Though each are on a different quest, Laia and Elias share a journey that has all the potential to change an Empire while thousands of lives hang in the balance.
Obvious spoilers for book 2 below…
A Torch Against the Night
With Elias hunted as the Empire’s top fugitive, he and Laia are desperately trying to make their way out of the Blackcliff compound and the city of Serra to save her brother Darin, rumored as imprisoned in harsh Kauf, far to the north. Before they can escape, they are purposefully trapped on their way out of the city by the Commandant, Elias’s mother. She wounds Elias with a deadly poison but lets them go. Laia is left to find her way to the nearest city before Elias dies from his blackouts and seizures, while Elias dreams of strange things that are real and important to both his past and his future.
Meanwhile, Emperor Marcus sends Helene, his Blood Shrike, to kill Elias, but only after severe abuse and torture, making a deal with her father in exchange for influence, allegiance, and insurance of Helene’s compliance. And if Helene does not bring back Elias and kill him? Her family will die.
When Helene comes after Elias and Laia and their new allies, they manage to escape but not without a price. Despite Elias’s illness, he decides to journey on alone hoping that he can rescue Darin before Elias succumbs to poison. As their situation and survival grows more desperate, the Commandant enacts her genocide against the Scholars, Helene edges closer to her goal and her potential doom, while the noose of the Nightbringer is well-laid and waiting for the tiniest misstep from Laia and Elias.
A feverish debut that had a lot of marketing and hype, so I was looking forward to this read. I found it an unusual adventure with an intriguing societal system. There is a very deep extreme between hated and liked characters, very few mediocre characters. I automatically liked Elias much more than I liked Laia (but I am not sure how much of not liking Laia was feeling how little I knew her and knew of her). Perhaps I related more to Elias because I could see he was reluctant but forced into terrible deeds? I loved Izzi and the mystery of the Cook and also loved the contrast of Helene and how she grows throughout the series.

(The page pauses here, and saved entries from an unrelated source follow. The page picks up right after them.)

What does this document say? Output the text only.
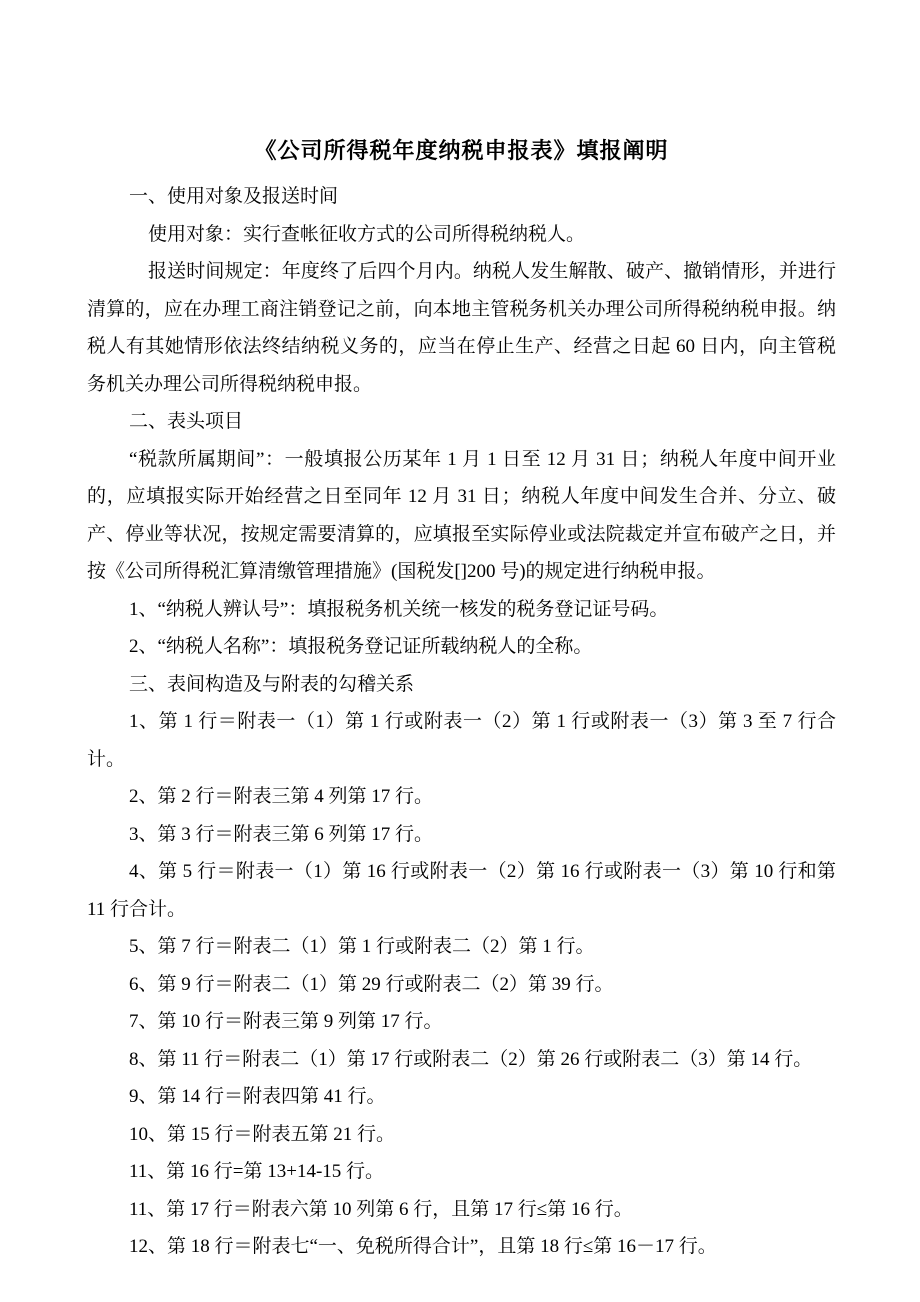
《公司所得税年度纳税申报表》填报阐明

一、使用对象及报送时间

使用对象：实行查帐征收方式的公司所得税纳税人。

报送时间规定：年度终了后四个月内。纳税人发生解散、破产、撤销情形，并进行清算的，应在办理工商注销登记之前，向本地主管税务机关办理公司所得税纳税申报。纳税人有其她情形依法终结纳税义务的，应当在停止生产、经营之日起 60 日内，向主管税务机关办理公司所得税纳税申报。

二、表头项目

“税款所属期间”：一般填报公历某年 1 月 1 日至 12 月 31 日；纳税人年度中间开业的，应填报实际开始经营之日至同年 12 月 31 日；纳税人年度中间发生合并、分立、破产、停业等状况，按规定需要清算的，应填报至实际停业或法院裁定并宣布破产之日，并按《公司所得税汇算清缴管理措施》(国税发[]200 号)的规定进行纳税申报。

1、“纳税人辨认号”：填报税务机关统一核发的税务登记证号码。

2、“纳税人名称”：填报税务登记证所载纳税人的全称。

三、表间构造及与附表的勾稽关系

1、第 1 行＝附表一（1）第 1 行或附表一（2）第 1 行或附表一（3）第 3 至 7 行合计。

2、第 2 行＝附表三第 4 列第 17 行。

3、第 3 行＝附表三第 6 列第 17 行。

4、第 5 行＝附表一（1）第 16 行或附表一（2）第 16 行或附表一（3）第 10 行和第 11 行合计。

5、第 7 行＝附表二（1）第 1 行或附表二（2）第 1 行。

6、第 9 行＝附表二（1）第 29 行或附表二（2）第 39 行。

7、第 10 行＝附表三第 9 列第 17 行。

8、第 11 行＝附表二（1）第 17 行或附表二（2）第 26 行或附表二（3）第 14 行。

9、第 14 行＝附表四第 41 行。

10、第 15 行＝附表五第 21 行。

11、第 16 行=第 13+14-15 行。

11、第 17 行＝附表六第 10 列第 6 行，且第 17 行≤第 16 行。

12、第 18 行＝附表七“一、免税所得合计”，且第 18 行≤第 16－17 行。
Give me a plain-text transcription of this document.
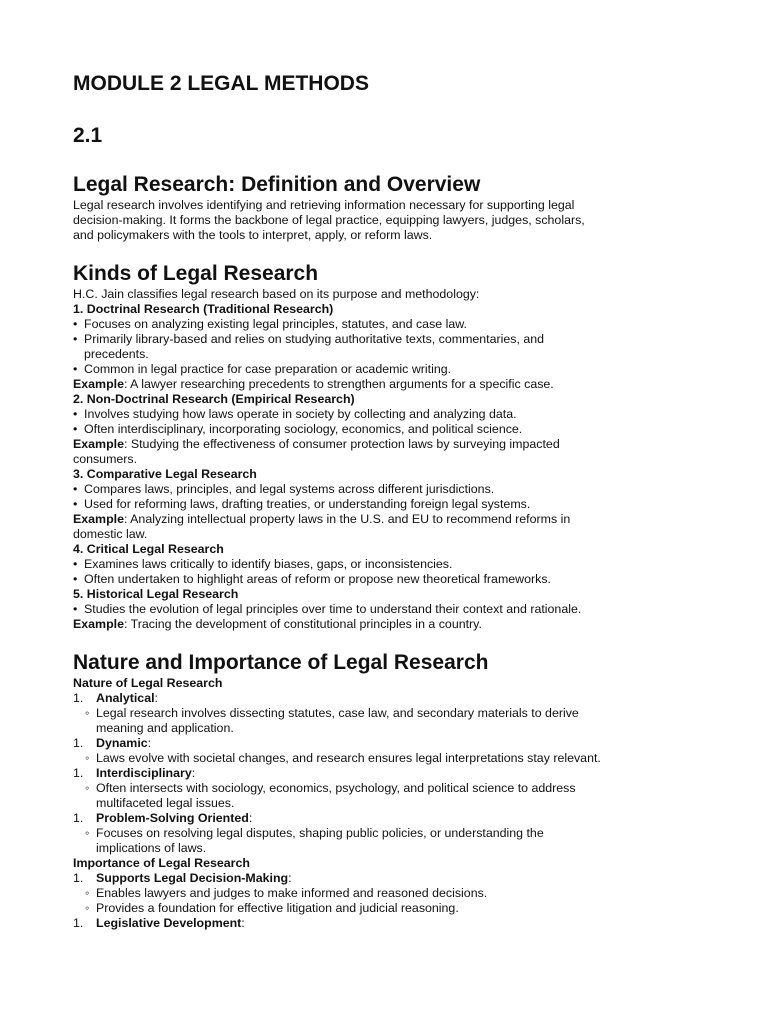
MODULE 2 LEGAL METHODS
2.1
Legal Research: Definition and Overview
Legal research involves identifying and retrieving information necessary for supporting legal
decision-making. It forms the backbone of legal practice, equipping lawyers, judges, scholars,
and policymakers with the tools to interpret, apply, or reform laws.
Kinds of Legal Research
H.C. Jain classifies legal research based on its purpose and methodology:
1. Doctrinal Research (Traditional Research)
• Focuses on analyzing existing legal principles, statutes, and case law.
• Primarily library-based and relies on studying authoritative texts, commentaries, and
precedents.
• Common in legal practice for case preparation or academic writing.
Example: A lawyer researching precedents to strengthen arguments for a specific case.
2. Non-Doctrinal Research (Empirical Research)
• Involves studying how laws operate in society by collecting and analyzing data.
• Often interdisciplinary, incorporating sociology, economics, and political science.
Example: Studying the effectiveness of consumer protection laws by surveying impacted
consumers.
3. Comparative Legal Research
• Compares laws, principles, and legal systems across different jurisdictions.
• Used for reforming laws, drafting treaties, or understanding foreign legal systems.
Example: Analyzing intellectual property laws in the U.S. and EU to recommend reforms in
domestic law.
4. Critical Legal Research
• Examines laws critically to identify biases, gaps, or inconsistencies.
• Often undertaken to highlight areas of reform or propose new theoretical frameworks.
5. Historical Legal Research
• Studies the evolution of legal principles over time to understand their context and rationale.
Example: Tracing the development of constitutional principles in a country.
Nature and Importance of Legal Research
Nature of Legal Research
1. Analytical:
◦ Legal research involves dissecting statutes, case law, and secondary materials to derive
meaning and application.
1. Dynamic:
◦ Laws evolve with societal changes, and research ensures legal interpretations stay relevant.
1. Interdisciplinary:
◦ Often intersects with sociology, economics, psychology, and political science to address
multifaceted legal issues.
1. Problem-Solving Oriented:
◦ Focuses on resolving legal disputes, shaping public policies, or understanding the
implications of laws.
Importance of Legal Research
1. Supports Legal Decision-Making:
◦ Enables lawyers and judges to make informed and reasoned decisions.
◦ Provides a foundation for effective litigation and judicial reasoning.
1. Legislative Development:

While this was a solid read, it just didn’t grip me as much as I had expected. Maybe I am very character-driven and that’s where I experienced a disconnect, but I also very much hated the love triangles and was questioning Laia’s mental sensibility about a certain guy the whole story until I was finally proven right (book 2, but see, still not spoilering!). I liked the first book, but I think book 2 is a typical book 2 in that it is a journey (we’re walking, we’re walking…) and nothing much is resolved but just a set up for book 3. Disappointing but not unheard of.
A solid read and a shoo-in for fantasy fans who are looking for adventure, romance, and an a-typical story. I must confess it took me a lot longer than usual to read the second book. Make of that what you will.
Notes: Graphic violence and sexual circumstances.